Sie hat auch konkrete Ideen, das zu ändern: „Bei Bundeskulturförderungen werden wir für gerechte Vergütungsregeln sorgen. […] Wir machen uns für Mindestvergütungen und Ausstellungsvergütungen stark und prüfen die Einführung eines Künstlergemeinschaftsrechts.“ Sie will „Solo-Selbstständige möglichst umfassend in die verschiedenen Zweige der gesetzlichen Sozialversicherung einbinden“, die KSK sei davon ausgenommen.
„Die wirtschaftlichen und sozialen Risiken für die Kulturschaffenden haben sich vergrößert.“
Ähnlich klingt das bei GRÜNEN und LINKEN: „Künstler*innen und Kulturschaffende brauchen eine stabile soziale Absicherung und verbesserte Verdienstmöglichkeiten durch Mindestlöhne und Honoraruntergrenzen, die unter anderem in öffentlichen Förderprogrammen verankert werden müssen“, bzw. „Wir streben die Einbeziehung von (Solo-)Selbstständigen in unsere solidarischen Versicherungsmodelle (Gesundheit, Erwerbslosigkeit, Rente, Pflege) an.“

AfD, CDU und FDP äußern sich dazu nicht. Was verständlich ist, weil sie zuvor die Wirtschaftlichkeit von Kultur erklärt hatten, es das Problem also gar nicht geben kann oder selbstverschuldet ist. Zumindest zu Verwertungsgesellschaften fällt der FDP ein: „Wir […] setzen hier aber auf eine Stärkung des Wettbewerbs, auch in Form von gemeinsamen Vergütungsregeln der Rechteinhaber.“ Die LINKE will VGs wenig konkret „reformieren und die Mitbestimmungsrechte der Kreativen verbessern.“

Vielfalt und Gerechtigkeit in der Kultur

Von kultureller Vielfalt war bei fünf von sechs Parteien die Rede. GRÜNE, LINKE und SPD haben diesbezüglich noch ein Anliegen: „Wir GRÜNE werden die Förderung der Geschlechtergerechtigkeit im Kultur- und im Medienbereich, immer noch keine Selbstverständlichkeit, weiter voranbringen“, und: „Wir wollen die Geschlechtergerechtigkeit in Kunst und Kultur weiter ausbauen“ (SPD).
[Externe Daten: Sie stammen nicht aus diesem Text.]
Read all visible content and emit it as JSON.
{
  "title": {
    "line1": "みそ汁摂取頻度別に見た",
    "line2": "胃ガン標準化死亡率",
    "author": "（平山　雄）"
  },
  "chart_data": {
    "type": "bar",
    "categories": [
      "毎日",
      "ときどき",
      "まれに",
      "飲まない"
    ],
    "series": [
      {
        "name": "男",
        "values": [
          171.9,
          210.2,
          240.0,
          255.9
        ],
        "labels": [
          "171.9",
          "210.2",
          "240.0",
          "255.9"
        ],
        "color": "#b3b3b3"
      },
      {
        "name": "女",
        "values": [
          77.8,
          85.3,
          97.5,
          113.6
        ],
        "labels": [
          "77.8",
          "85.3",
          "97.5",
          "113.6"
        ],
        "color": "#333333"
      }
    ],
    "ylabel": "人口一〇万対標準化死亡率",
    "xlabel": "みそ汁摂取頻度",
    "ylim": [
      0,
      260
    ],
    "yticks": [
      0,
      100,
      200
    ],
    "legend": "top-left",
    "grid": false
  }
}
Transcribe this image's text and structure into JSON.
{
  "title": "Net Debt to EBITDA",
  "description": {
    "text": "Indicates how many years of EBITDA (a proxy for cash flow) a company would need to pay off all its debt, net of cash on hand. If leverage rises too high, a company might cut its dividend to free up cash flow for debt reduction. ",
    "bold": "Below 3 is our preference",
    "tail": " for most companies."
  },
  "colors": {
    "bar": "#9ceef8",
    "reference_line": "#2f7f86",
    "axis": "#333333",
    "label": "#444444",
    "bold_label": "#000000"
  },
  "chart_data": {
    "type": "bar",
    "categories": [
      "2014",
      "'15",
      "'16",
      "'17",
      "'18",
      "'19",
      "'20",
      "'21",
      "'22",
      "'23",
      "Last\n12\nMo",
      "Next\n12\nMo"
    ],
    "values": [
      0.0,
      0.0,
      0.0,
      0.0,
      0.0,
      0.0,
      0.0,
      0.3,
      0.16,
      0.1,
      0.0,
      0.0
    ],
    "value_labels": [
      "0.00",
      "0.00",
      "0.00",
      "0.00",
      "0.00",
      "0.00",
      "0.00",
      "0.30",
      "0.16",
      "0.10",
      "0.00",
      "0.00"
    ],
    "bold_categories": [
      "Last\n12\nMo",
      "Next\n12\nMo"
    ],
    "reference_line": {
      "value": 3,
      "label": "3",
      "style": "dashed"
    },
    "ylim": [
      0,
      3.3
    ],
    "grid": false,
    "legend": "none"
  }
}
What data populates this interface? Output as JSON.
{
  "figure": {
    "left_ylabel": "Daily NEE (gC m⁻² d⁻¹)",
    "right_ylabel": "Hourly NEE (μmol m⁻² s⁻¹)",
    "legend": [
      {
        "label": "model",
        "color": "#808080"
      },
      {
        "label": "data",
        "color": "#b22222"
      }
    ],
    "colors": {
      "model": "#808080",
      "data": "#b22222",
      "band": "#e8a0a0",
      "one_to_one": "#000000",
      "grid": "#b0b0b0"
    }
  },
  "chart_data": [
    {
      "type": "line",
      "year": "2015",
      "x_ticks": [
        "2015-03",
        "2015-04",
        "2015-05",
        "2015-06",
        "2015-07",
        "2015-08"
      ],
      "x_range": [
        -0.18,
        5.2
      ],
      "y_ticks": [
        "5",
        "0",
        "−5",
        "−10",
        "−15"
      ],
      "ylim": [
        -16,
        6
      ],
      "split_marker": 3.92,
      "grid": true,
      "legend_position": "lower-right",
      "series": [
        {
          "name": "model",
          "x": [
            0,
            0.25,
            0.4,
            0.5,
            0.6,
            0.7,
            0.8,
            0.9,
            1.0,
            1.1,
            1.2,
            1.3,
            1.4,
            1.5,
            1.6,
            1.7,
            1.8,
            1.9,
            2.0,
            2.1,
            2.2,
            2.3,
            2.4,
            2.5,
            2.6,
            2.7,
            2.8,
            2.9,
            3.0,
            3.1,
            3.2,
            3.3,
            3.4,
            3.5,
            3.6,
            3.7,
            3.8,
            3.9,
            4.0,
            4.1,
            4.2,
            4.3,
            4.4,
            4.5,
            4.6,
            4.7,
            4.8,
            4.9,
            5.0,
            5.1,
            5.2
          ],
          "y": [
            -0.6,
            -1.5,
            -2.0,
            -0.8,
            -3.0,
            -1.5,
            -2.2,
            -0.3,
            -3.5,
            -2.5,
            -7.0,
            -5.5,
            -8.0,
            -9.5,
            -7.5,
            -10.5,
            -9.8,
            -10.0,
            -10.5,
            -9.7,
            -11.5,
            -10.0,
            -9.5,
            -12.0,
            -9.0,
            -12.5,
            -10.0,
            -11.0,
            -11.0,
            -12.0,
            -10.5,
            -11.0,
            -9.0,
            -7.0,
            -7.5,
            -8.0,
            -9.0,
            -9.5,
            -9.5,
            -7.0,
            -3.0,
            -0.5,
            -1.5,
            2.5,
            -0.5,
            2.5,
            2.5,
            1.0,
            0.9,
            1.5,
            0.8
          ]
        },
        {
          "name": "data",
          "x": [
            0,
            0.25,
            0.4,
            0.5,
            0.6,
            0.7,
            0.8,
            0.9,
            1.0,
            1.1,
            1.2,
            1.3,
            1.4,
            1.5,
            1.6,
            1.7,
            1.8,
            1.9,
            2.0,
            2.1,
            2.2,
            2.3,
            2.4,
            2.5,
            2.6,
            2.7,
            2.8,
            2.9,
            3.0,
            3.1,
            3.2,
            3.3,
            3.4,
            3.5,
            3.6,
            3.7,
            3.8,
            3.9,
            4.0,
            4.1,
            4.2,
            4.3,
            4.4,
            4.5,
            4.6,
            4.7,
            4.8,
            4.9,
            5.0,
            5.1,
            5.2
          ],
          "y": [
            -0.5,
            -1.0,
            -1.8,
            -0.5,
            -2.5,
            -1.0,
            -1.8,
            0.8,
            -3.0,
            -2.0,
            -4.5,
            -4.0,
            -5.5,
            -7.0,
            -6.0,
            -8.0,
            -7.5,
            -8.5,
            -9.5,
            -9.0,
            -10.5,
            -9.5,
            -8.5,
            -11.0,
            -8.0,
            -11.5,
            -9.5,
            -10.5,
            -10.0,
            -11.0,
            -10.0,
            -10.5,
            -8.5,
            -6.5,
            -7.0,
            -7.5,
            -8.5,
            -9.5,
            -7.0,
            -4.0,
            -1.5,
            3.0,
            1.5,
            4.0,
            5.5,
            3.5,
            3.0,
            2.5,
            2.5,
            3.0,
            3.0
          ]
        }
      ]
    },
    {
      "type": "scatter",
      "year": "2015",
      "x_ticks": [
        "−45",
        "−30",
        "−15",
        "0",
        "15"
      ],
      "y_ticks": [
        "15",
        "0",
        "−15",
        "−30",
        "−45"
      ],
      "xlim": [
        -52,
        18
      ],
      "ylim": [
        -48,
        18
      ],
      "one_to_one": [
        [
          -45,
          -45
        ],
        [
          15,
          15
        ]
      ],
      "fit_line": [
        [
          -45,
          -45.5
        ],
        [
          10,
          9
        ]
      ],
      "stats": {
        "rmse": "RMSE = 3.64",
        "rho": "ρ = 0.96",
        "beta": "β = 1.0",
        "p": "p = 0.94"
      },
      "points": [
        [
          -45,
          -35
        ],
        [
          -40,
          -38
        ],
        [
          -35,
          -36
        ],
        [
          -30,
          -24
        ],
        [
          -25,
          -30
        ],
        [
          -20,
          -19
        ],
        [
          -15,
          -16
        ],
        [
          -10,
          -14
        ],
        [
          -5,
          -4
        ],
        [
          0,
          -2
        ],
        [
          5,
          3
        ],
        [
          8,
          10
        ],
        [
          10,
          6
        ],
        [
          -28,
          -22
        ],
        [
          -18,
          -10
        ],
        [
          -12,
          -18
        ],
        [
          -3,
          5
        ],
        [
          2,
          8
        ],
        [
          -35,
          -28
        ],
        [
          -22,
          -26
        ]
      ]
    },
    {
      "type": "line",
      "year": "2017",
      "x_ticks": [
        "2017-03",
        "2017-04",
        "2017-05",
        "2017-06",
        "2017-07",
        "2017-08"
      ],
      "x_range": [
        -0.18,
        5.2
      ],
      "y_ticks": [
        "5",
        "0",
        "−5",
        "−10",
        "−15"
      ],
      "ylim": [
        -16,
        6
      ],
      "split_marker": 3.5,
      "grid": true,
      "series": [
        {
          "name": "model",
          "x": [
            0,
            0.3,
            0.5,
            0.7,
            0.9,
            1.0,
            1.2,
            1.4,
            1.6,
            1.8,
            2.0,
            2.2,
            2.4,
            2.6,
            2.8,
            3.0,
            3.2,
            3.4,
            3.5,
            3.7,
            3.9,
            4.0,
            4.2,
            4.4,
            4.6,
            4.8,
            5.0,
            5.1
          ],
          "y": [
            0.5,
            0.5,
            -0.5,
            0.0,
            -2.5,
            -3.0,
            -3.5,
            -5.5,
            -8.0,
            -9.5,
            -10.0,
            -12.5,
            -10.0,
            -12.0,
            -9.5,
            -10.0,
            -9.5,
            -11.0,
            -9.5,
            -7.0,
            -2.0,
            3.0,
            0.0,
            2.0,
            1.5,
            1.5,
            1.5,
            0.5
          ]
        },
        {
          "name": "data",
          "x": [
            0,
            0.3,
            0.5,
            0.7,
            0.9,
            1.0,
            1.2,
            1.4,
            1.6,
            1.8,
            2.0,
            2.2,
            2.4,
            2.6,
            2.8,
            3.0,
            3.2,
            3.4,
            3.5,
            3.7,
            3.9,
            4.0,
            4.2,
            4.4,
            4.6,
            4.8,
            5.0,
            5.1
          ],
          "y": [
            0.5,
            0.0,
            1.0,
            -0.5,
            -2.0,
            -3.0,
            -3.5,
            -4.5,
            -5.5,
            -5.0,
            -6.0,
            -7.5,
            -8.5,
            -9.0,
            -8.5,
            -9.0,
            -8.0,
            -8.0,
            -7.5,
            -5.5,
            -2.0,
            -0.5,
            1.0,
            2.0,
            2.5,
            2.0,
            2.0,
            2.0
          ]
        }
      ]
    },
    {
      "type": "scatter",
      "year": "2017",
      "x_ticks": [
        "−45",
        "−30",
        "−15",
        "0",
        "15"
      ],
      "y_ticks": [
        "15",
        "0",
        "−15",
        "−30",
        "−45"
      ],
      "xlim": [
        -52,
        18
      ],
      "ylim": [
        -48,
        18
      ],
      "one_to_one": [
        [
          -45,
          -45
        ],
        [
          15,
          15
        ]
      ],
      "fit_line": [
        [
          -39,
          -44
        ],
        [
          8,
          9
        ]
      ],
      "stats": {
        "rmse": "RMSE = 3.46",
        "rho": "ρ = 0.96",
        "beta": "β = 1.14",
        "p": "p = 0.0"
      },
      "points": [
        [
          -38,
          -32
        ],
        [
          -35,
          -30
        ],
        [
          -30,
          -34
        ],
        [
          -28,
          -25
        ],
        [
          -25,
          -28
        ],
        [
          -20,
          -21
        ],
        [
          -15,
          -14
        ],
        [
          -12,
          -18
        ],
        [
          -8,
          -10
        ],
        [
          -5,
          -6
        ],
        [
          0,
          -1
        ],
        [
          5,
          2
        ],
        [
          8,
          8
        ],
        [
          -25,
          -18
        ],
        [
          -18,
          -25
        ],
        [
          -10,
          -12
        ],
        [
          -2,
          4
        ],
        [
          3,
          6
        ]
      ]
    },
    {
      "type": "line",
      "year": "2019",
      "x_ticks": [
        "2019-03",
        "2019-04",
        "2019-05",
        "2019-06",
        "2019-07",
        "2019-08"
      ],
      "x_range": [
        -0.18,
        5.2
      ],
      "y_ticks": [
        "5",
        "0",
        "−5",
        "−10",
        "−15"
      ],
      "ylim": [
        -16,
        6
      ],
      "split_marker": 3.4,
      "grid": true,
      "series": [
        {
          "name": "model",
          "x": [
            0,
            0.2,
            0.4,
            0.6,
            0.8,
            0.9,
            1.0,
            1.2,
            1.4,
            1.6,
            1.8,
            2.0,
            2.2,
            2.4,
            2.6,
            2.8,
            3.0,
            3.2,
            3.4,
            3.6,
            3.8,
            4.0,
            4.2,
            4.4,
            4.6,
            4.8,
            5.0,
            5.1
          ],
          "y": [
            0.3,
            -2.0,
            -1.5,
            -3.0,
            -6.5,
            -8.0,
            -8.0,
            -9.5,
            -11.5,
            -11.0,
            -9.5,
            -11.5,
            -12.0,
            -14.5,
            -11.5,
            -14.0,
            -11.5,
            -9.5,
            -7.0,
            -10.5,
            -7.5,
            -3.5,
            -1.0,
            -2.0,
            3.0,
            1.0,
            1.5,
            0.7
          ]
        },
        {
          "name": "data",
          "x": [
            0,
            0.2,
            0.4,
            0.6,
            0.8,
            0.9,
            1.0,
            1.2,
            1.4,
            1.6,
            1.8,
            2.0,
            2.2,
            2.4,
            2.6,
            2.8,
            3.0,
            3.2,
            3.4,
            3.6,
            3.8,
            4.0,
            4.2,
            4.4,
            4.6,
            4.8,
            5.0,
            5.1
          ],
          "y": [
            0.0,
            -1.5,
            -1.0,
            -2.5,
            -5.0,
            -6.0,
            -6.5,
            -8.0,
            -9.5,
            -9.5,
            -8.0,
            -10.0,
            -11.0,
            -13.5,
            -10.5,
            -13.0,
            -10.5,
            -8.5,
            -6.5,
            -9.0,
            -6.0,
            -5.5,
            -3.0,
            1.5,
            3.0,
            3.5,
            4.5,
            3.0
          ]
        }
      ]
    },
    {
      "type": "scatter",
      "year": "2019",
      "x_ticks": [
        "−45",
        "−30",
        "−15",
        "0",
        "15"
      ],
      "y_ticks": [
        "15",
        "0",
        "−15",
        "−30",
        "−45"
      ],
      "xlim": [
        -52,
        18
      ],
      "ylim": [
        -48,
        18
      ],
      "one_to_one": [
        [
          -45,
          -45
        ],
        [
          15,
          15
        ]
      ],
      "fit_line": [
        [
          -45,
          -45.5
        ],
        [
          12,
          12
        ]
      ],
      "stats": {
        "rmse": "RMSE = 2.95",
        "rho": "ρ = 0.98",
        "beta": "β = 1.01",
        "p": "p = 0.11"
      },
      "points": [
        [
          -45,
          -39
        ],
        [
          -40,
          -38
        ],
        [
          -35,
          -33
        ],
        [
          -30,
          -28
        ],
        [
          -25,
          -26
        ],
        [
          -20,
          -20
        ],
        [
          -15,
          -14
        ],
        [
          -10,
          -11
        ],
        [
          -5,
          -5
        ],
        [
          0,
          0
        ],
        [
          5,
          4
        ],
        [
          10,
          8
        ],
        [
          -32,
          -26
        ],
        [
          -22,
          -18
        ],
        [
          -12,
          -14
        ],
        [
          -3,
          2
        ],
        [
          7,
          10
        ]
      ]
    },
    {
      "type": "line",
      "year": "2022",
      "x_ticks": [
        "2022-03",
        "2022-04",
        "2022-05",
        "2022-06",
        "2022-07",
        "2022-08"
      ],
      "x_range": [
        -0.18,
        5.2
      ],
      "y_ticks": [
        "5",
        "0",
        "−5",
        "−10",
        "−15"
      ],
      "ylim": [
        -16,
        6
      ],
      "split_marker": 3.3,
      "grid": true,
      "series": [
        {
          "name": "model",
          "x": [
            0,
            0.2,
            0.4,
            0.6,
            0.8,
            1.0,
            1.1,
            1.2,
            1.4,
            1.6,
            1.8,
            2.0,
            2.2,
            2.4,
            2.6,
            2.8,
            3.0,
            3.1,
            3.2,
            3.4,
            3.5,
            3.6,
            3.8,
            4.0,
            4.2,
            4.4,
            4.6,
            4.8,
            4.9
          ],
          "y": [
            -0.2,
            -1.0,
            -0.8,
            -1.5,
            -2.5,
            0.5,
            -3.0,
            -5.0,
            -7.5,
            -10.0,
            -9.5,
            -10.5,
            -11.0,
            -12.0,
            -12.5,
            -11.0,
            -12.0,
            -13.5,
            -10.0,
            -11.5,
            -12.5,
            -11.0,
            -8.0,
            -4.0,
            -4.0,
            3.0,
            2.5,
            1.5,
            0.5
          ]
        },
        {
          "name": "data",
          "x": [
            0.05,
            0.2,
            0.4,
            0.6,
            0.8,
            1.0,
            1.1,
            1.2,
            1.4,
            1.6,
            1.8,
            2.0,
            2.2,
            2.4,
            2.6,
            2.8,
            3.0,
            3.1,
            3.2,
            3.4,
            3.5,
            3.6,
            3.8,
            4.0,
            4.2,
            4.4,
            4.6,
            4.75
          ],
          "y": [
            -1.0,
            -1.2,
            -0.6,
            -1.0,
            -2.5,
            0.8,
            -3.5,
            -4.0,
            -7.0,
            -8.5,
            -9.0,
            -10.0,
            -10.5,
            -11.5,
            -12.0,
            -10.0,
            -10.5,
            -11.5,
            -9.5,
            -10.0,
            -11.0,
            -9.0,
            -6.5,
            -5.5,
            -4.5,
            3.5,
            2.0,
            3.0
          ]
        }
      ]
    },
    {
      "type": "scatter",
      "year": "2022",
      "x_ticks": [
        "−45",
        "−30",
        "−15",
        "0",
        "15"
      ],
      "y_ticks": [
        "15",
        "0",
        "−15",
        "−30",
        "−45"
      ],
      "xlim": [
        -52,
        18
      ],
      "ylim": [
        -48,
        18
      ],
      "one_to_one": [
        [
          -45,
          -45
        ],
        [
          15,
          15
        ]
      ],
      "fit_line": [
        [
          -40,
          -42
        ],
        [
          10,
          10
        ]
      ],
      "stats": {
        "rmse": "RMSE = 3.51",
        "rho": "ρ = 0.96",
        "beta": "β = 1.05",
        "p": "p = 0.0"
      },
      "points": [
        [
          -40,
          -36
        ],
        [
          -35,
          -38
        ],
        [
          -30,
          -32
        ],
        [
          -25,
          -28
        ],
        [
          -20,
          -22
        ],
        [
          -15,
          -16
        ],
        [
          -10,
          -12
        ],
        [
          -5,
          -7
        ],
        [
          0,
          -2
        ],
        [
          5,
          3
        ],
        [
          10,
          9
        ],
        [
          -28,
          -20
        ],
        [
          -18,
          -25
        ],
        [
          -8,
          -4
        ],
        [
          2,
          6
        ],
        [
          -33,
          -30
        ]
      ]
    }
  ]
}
Konkret: „Die Entscheidung, was und wie gefördert wird, muss auch nach Geschlechtergerechtigkeit, Inklusion, Nachhaltigkeit, Integration und Aspekten kultureller Bildung getroffen werden“ (SPD), bzw. „Wir wollen die Vergabe öffentlicher Fördermittel an eine gute, existenzsichernde Vergütung, gute Arbeitsbedingungen und Gendergerechtigkeit koppeln“ (LINKE).

Die SPD lehnt sich offenbar weit aus dem Fenster: Künstlerische Leistungen sollen geschlechterunabhängig honoriert werden. „Mehr Frauen sollen Führungsverantwortung in Kultureinrichtungen übernehmen und künstlerische Leistungen geschlechterunabhängig honoriert werden. Die Besetzung von Jurys, Gremien, etc. muss quotiert erfolgen, damit das künstlerische Schaffen von Frauen angemessen einbezogen werden kann.“

Bild: Jürgen Matern / Wikimedia Commons

2 Gedanken zu „Bundestagswahl 2017: Die Kulturpolitik der Parteien, II/III“

  1. Vielen Dank für diese fleißige Zusammenstellung. Sie zeigt leider, dass Politiker ganz schön zu Phrasen greifen müssen, wenn es um Kultur geht. Aber gelegentlich sieht man zumindest Bemühungen, etwas für Künstler zu tun. Das Einzige, worauf wir uns verlassen können, ist der Artikel der Kunstfreiheit im Grundgesetz.